The case seemed hopeless; but Mr. Flyn was not the person to despair. With affectionate ardour he seized the peasant’s hand, swore that from first sight he had loved him like a brother, and consequently that they must have a parting glass. He discovered, unfortunately, that he had no silver; but the sergeant had enough for all, and he would trouble him to ask him, the sergeant, for a shilling. The request was made and granted; the polite commander instantly produced the current coin, Ulic Flyn called for another pint, the fifer, underneath the table, slily attached his own cockade to the dexter side of the caubeeine of the “widow’s son,” while the lance corporal tapped him playfully on the shoulder, and hailed him for life a camarado.
Dark suspicions flashed across the peasant’s mind. What meaned this wondrous civility? His eye caught that of the Jew—he remembered the admonition of the Israelite—and was he “done brown” already? Up he sprang, desired his companions to come away, and would have bade the company “a fair good-night,” had not a gentle detainer been laid on.
“Sit down, my boy,” exclaimed the commander. “Drink like a soldier to-night—and in the morning ye’ll have time enough to take lave of y’er relashins.”

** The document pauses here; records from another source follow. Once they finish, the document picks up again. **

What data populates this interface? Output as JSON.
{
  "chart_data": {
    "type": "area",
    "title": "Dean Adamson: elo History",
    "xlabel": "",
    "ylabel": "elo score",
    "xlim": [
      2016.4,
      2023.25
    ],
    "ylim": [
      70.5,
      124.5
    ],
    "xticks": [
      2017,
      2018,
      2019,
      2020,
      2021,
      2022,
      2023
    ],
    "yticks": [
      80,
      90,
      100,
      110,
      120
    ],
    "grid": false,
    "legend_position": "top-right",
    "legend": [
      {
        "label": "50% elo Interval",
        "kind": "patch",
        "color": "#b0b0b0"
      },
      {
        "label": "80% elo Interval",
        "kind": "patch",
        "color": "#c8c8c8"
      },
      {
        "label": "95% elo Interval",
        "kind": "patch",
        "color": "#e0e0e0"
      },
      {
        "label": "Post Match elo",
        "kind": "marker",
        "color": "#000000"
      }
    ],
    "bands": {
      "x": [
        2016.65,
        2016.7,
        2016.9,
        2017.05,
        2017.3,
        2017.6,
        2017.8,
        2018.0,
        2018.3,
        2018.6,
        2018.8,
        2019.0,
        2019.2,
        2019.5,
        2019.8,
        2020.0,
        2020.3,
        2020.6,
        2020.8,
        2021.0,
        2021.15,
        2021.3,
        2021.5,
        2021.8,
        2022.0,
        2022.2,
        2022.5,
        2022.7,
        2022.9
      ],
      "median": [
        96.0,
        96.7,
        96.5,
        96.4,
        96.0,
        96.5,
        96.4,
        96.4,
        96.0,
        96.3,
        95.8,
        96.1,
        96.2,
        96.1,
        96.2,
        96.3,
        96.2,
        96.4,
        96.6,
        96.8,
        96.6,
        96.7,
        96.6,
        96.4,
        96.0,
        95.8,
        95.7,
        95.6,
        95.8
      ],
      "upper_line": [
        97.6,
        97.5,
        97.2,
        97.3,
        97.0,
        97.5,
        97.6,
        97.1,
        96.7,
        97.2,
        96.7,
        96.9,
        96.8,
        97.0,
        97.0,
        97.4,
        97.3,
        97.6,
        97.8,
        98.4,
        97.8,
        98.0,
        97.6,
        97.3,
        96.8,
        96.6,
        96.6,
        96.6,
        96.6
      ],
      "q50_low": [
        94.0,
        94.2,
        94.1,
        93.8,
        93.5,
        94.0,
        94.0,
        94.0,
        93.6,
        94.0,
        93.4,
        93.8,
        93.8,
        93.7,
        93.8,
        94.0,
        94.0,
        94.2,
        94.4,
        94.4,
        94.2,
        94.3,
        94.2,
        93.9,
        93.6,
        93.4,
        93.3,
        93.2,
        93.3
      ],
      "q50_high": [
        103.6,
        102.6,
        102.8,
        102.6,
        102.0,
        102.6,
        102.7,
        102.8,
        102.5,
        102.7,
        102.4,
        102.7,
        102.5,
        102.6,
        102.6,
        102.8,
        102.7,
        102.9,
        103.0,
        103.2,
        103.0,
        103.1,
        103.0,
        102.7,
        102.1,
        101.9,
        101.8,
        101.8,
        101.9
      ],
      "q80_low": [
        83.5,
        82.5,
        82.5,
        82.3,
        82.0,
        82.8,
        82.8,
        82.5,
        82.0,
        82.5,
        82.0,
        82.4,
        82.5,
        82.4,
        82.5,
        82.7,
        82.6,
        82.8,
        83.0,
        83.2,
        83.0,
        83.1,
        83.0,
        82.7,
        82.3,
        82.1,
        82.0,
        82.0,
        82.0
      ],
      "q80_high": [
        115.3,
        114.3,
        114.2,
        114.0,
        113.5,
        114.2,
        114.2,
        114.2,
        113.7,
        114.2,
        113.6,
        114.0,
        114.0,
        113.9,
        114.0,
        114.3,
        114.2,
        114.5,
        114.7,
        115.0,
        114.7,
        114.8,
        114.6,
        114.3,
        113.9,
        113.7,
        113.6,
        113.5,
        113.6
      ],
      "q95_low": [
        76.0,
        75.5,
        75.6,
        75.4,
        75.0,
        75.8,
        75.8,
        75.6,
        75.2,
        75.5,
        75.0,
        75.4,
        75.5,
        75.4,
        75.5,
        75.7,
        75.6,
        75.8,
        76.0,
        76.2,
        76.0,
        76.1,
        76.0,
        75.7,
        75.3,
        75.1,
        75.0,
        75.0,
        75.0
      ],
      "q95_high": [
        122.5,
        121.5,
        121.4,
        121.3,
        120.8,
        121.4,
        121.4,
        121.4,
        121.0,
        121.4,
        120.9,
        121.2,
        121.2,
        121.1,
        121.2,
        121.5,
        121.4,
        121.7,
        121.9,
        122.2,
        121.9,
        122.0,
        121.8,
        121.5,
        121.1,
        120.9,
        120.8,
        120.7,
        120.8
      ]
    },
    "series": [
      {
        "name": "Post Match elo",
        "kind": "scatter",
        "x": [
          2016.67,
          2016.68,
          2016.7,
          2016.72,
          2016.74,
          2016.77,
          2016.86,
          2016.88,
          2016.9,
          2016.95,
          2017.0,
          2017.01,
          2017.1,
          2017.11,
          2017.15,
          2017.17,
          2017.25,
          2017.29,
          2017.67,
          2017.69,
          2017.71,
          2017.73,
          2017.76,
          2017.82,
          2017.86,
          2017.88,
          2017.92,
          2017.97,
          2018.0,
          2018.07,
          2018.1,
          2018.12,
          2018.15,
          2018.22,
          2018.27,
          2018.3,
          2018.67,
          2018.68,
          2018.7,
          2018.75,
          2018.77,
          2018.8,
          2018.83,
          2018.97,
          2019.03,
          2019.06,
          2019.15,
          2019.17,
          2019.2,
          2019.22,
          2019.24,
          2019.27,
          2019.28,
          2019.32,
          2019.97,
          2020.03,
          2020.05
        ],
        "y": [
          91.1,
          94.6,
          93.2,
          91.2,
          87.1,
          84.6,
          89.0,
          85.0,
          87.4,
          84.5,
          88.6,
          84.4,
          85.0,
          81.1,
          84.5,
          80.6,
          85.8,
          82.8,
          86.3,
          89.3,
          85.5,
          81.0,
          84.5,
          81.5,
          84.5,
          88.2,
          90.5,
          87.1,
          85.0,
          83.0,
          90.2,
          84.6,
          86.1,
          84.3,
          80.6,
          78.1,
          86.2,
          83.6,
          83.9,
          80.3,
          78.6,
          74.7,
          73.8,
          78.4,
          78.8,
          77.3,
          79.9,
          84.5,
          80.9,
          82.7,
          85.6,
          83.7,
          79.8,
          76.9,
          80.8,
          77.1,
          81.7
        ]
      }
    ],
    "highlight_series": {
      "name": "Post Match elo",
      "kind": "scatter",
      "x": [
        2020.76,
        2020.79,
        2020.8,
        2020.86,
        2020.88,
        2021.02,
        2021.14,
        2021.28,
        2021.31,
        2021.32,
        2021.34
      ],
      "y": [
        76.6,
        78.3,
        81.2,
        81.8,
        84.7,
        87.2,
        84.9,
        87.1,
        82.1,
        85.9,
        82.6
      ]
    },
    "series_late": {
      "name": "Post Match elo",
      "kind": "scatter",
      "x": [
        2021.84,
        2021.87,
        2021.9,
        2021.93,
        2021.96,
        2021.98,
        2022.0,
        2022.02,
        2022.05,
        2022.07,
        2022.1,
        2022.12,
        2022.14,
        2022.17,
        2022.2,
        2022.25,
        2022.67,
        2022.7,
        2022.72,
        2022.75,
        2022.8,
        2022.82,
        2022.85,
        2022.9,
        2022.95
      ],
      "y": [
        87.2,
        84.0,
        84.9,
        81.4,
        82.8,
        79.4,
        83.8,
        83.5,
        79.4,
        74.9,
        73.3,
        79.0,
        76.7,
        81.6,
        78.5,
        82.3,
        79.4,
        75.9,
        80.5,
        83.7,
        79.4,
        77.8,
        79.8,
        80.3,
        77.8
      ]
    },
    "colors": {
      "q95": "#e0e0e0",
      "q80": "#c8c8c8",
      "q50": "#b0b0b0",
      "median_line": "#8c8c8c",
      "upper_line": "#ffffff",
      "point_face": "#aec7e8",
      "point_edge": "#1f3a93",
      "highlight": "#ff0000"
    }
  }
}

“Take lave of my relashins!” returned the countryman, as he made a desperate effort to reach the door—an intention on his part which was promptly prevented; for on one side he was pinioned by the fifer, on the other collared by Mr. Flyn, while the commander talked something about the articles of war, and hinted that mutiny was punishable with death.
[Original]
The countrymen seized the intended hero by one arm, the crimps held on as doggedly by the other; and as both parties pulled stoutly, it might have been supposed that they intended to partition the victim between them. Pushes were succeeded by blows,—the mêlée became general.—Mark Antony joined the soldiers, the Jew sided with the countrymen, four or five couples were actively engaged in the centre of the floor—and divers on both sides, who, either from want of room or inclination had abstained from a personal display, carried on a sort of guerilla warfare, and, acting en tirailleur, kept up a lively discharge of turfs and pewter measures, apparently with perfect indifference as to whether the sculls their missiles might invade should prove Tyrian or Trojan. While delivering a murderous blow at his opponent, a recruit, with a sweep of his cudgel, brought down a shelf on which sundry specimens of the fine arts had been deposited; and, in the very act of deprecating hostilities, the commander received an erratic visit from a three-legged stool, which destroyed his perpendicular and sent him flying through a cupboard. The boy, small as he was, did not escape—he was driven through his own drum-head; and that stirring instrument of war was silenced most effectually.